‘’Hepsi hepsi 15 dakika‘’
Baştan beri söylediğimiz gibi İbrahim Akın’ın iki önemli eksiği vardı. Önce kuvvetlenecek sonra da kollektif uyuma saygı gösterecekti. Sanki kafasını biraz toparlamış gibi. Henüz genel yetersizliklerinin üçte birini gidermiş olmasına rağmen o da gördü ki, skorda da ciddi etkili olabiliyormuş. Aslında Beşiktaş’ın 3 gol bulduğu ilk yarının ilk yarım saatinde öyle ahım-şahım bir futbol gösterisi yoktu. Serbest atış sonrası İbrahim Akın ile gelen ilk golün ardından Beşiktaş’ın hücum iştahı arttı. Peşpeşe gelen iki golle son dönemlerin oyunda skor olarak en rahat konumuna ulaştı Siyah-Beyazlılar. Tigana’nın oyuncu değiştirme amaçlı müdahaleleri zamanlama olarak doğru. Yalnız tercihlerde hâlâ yabancılığı hissediliyor. Pancu ve Youla’nın maç kondisyonunda hayli gerilemiş olmaları Fransız hocaya ikinci yarıda amaca yönelik bir takım oyununu getirmedi. İbrahim Üzülmez ve Okan’ın çalışkanlığı savunma olarak yeterli gözükse de hücuma dönük üretimde eksik kaldı. Vestel Manisa, Meduna’nın eksikliğini açıkca hissetti. Orta alanda organize olmayı başarsalar da hücumda yetersiz kaldılar. Hakemi zorlayacak türden bir karşılaşma değildi dün geceki maç. İsmet Arzuman da az hatayla tamamladı doksan dakikayı.
‘’Brezilyalılar bozdu‘’
İlk yarıda Beşiktaş’taki ofansif gücün de büyük ölçüde öncüsü oldu Sergen. Çağdaş, Ali Tandoğan, İbrahim Akın üçgeninde sonlanan şık gol de bu ofansif zenginliğe yakıştı. Çağdaş, Okan, İbrahim Üzülmezli orta alan 90 dakika boyunca takım savunması adına olumlu bir tablo çizdi.
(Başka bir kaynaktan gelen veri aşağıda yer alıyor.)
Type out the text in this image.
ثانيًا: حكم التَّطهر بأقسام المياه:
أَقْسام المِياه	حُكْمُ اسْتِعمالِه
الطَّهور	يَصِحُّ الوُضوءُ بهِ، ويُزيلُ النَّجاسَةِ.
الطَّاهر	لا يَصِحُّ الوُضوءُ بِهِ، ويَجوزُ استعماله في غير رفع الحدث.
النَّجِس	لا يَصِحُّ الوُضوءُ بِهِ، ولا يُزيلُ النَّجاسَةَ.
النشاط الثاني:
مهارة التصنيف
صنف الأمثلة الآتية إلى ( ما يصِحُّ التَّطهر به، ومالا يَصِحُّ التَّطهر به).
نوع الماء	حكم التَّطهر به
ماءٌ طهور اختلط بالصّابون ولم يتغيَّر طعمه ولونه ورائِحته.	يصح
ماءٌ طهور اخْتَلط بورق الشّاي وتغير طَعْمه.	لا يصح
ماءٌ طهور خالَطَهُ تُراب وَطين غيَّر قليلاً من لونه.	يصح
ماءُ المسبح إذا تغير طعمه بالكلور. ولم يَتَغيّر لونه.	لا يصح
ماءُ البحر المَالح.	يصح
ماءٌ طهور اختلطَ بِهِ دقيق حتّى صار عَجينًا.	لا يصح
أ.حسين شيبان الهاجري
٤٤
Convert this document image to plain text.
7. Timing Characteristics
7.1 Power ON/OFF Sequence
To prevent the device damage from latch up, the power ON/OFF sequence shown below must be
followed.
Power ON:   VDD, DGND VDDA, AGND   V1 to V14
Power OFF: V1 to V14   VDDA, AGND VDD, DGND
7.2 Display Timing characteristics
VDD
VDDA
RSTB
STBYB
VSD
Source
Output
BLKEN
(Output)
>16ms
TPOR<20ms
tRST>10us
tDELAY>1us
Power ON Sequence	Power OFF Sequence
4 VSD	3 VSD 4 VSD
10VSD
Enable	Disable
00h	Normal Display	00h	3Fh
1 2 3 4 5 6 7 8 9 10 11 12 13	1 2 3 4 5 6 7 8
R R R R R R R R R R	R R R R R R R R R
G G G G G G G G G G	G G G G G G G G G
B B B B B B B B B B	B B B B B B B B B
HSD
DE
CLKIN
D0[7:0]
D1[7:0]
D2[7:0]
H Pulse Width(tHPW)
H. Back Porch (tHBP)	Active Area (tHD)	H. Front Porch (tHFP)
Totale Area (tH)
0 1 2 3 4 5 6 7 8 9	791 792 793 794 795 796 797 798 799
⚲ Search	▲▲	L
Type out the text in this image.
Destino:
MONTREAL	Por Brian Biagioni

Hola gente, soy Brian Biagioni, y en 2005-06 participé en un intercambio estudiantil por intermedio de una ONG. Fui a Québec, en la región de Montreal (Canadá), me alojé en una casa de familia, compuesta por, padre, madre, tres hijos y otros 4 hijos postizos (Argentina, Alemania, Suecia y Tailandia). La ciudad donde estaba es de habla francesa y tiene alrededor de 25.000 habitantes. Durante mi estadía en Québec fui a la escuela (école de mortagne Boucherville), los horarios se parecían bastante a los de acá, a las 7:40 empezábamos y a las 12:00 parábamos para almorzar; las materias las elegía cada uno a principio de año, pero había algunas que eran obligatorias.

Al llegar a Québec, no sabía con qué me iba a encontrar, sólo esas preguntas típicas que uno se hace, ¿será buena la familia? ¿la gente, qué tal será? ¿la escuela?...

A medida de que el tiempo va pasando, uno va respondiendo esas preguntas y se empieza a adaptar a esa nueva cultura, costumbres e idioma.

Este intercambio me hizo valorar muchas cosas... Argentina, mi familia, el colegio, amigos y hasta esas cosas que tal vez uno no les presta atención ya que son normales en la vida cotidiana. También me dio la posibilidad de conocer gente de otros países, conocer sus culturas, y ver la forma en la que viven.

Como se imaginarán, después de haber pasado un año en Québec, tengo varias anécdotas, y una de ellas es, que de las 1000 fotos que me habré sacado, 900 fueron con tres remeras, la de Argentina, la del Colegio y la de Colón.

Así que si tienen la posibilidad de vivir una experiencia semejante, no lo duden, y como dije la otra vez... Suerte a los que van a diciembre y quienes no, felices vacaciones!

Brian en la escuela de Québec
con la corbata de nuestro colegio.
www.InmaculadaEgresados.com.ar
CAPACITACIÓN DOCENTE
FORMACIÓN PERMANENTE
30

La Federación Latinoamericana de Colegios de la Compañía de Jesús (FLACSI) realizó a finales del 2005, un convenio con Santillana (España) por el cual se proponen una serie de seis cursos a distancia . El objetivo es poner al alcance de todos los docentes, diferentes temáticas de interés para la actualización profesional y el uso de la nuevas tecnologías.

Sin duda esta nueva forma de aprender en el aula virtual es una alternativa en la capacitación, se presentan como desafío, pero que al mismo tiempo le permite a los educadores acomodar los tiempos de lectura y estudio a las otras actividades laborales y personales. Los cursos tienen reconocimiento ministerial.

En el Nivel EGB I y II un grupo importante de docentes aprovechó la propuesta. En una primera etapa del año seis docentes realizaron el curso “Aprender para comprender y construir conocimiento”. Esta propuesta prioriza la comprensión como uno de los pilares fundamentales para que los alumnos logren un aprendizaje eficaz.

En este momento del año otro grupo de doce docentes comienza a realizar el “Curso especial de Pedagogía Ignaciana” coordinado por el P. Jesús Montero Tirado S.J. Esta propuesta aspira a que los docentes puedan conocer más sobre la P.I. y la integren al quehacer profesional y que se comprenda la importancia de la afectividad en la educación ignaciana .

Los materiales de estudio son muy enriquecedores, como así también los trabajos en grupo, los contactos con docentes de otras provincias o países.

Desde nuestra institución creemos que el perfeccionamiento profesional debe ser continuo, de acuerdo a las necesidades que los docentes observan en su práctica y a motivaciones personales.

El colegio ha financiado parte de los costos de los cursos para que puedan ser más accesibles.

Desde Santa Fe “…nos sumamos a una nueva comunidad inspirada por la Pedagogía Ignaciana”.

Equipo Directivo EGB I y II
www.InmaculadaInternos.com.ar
Ama forvette etkisiz olduğunu bir türlü gizleyemiyordu Siyah-Beyazlılar. İşte Tigana ne zaman ofansta güçlenme ve takımına takviye yapma amaçlı değişikliklere soyundu, o andan itibaren yaptığı hamlelerin tümü boşa gitti. Diğer bir deyişle Brezilyalılar isteneni veremedi. Ailton’un hiç gereği yoktu ve Tigana’nın maçta yaptığı en büyük yanlış bu oldu. Kleberson’dan da beklenen verim sağlanamadı. Oysa ikinci yarıda da Beşiktaş’ın gole en çabuk gidecek ayağı Ali Tandoğan’ı oyuna sokmaktı bütün amaç. Ve Beşiktaş’ın en iyilerinden olan Ali Tandoğan’ı bu kez hücumda iyi kullanamadı Siyah-Beyazlı ekip. Bitime 10 dakika kala girmesine rağmen Veysel’in ceza alanındaki etkinliği fazlasıyla hissedildi. İşte Ailton’un yerine önce Veysel alınsaydı, hem yüksek toplarda hem de arkdaşlarına pozisyon hazırlamada Beşiktaş forveti amacına ulaşabilirdi.Tigana ile bazı takımsal doğruların adımları hissediliyor. Beşiktaş UEFA’da şansını kaybetmiş olsa da bu takım eskisinden daha iyi olacak gibi. Yalnız artık bundan sonrası için Ailton’a bel bağlanması söz konusu olmamalı.
‘’Saygısızlar ve kaygısızlar‘’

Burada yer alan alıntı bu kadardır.